Where did Kurt Russell grow up? Oregon.
And how close can 2 bloggers get who live on opposite coasts yet pictures can make their faces beyond recognizable enough to spot a psuedo-deployed husband wandering aimlessly?
OMG-you-have-no-idea.
I freaaaked out yesterday. It was better than a runner's high. Better than finishing Hood 2 Coast after 18 miles, even though it was time well spent with the Fajah. Better than graduating college. Or beating the infamous 21st birthday hangover.
I was driving home after getting off work an hour late. No big deal. Working late without notice is part of the job detail. Anyways, so I'm in my car, yacking at my dad (at least yesterday, I alternate which parent I call and annoy so they don't get uppity), was on my way home when...

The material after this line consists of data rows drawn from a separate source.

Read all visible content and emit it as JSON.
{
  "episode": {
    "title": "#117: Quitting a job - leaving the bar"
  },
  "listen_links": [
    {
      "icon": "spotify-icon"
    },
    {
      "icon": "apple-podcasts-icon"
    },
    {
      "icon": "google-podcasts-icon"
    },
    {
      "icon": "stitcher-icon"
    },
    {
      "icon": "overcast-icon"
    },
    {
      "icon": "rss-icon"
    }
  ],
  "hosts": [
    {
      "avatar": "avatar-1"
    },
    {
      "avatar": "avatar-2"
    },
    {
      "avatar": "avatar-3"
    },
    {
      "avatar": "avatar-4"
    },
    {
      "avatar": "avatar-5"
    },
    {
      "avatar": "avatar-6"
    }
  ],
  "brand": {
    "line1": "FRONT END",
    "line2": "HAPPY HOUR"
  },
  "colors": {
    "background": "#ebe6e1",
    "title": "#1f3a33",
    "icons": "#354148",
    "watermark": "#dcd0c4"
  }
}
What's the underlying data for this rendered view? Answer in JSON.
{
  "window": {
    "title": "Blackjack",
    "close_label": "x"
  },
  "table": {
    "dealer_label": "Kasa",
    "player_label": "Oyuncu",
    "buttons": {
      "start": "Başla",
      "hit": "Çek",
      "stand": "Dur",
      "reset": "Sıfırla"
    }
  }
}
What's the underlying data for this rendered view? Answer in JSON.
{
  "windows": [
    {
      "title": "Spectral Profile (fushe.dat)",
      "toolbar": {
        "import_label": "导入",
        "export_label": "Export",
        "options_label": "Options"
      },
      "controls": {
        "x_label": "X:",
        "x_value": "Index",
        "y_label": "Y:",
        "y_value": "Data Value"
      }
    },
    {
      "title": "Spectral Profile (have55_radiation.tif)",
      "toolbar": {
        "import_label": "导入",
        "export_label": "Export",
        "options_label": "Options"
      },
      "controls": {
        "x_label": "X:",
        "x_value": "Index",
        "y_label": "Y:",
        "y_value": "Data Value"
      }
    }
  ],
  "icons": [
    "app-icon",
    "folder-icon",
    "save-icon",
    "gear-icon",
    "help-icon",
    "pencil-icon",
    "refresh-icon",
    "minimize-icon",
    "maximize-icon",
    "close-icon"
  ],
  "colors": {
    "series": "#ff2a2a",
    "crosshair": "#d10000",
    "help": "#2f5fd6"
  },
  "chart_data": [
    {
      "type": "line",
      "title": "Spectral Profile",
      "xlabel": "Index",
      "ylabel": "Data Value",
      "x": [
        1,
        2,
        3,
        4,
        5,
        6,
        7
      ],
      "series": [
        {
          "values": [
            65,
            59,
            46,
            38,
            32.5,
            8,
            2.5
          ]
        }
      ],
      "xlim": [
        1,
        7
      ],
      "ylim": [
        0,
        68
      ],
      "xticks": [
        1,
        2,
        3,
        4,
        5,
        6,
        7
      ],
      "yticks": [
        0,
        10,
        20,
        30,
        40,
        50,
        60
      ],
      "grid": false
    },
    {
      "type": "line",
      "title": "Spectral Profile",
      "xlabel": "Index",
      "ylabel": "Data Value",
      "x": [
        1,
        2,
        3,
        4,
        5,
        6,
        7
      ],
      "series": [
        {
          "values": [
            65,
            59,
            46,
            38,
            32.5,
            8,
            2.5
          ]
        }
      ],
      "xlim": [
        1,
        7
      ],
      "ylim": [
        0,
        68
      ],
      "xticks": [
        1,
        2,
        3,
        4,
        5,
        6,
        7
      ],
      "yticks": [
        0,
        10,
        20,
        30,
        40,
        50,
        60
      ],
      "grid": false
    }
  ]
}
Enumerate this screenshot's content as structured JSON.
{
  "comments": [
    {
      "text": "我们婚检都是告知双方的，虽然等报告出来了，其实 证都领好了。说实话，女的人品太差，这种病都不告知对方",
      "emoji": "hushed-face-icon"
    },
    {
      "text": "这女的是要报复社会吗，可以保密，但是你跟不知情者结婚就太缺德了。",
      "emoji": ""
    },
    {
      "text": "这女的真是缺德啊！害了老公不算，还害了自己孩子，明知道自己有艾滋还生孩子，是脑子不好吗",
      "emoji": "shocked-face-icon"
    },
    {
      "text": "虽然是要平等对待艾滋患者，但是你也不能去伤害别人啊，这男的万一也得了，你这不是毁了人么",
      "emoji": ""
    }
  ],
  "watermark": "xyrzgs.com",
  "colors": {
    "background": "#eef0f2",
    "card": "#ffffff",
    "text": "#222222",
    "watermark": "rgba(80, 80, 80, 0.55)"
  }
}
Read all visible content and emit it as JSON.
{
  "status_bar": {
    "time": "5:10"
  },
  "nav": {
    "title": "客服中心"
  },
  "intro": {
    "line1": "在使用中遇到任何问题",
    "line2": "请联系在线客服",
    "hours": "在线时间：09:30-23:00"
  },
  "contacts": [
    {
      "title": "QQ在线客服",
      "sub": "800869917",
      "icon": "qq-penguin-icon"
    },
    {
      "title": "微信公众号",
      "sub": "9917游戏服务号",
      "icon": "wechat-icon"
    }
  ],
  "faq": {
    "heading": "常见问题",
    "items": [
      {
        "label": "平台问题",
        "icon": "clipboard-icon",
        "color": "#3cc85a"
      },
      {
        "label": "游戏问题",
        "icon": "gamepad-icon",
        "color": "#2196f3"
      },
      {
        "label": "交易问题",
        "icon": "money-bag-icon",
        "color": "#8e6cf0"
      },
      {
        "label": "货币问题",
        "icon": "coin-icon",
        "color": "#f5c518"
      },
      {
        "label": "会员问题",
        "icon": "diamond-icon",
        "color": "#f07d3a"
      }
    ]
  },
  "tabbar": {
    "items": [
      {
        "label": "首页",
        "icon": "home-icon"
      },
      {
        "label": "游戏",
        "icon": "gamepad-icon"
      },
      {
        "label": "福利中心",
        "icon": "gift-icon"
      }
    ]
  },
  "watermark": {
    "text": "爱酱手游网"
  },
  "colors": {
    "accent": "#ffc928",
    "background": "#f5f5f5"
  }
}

all of a sudden, like time stopped...it was like a Bigfoot sighting...there's this tall-ish, redheaded guy, walking with 2 other dudes, alongside the road...(now said in slow motion) "OMG, I think I just saw Marrying the Navy's husband!!!!! I have to call Mommy McD!!!! Dad, let me call you back."
Too bad Mommy McD was eating dinner. So I had all this excitement, bouncing off the seatbelt, not even sure if I had the right NavyGuy...and no one to call.
I hate when that happens.
So out come the big balls. Cajones, I mean. I email Marrying the Navy. Why? I don't know. Could it have exploded into a million pieces, similiar to a pinata but with a lot less emphasis on candy and more on you're-bat$#!t-crazy-for-stalking-random-people's-blogs.
And what do I get? A whole blog post shout-out. Made my morning.
I wasn't just eating - I was eating macaroni and cheese. And you never called me back.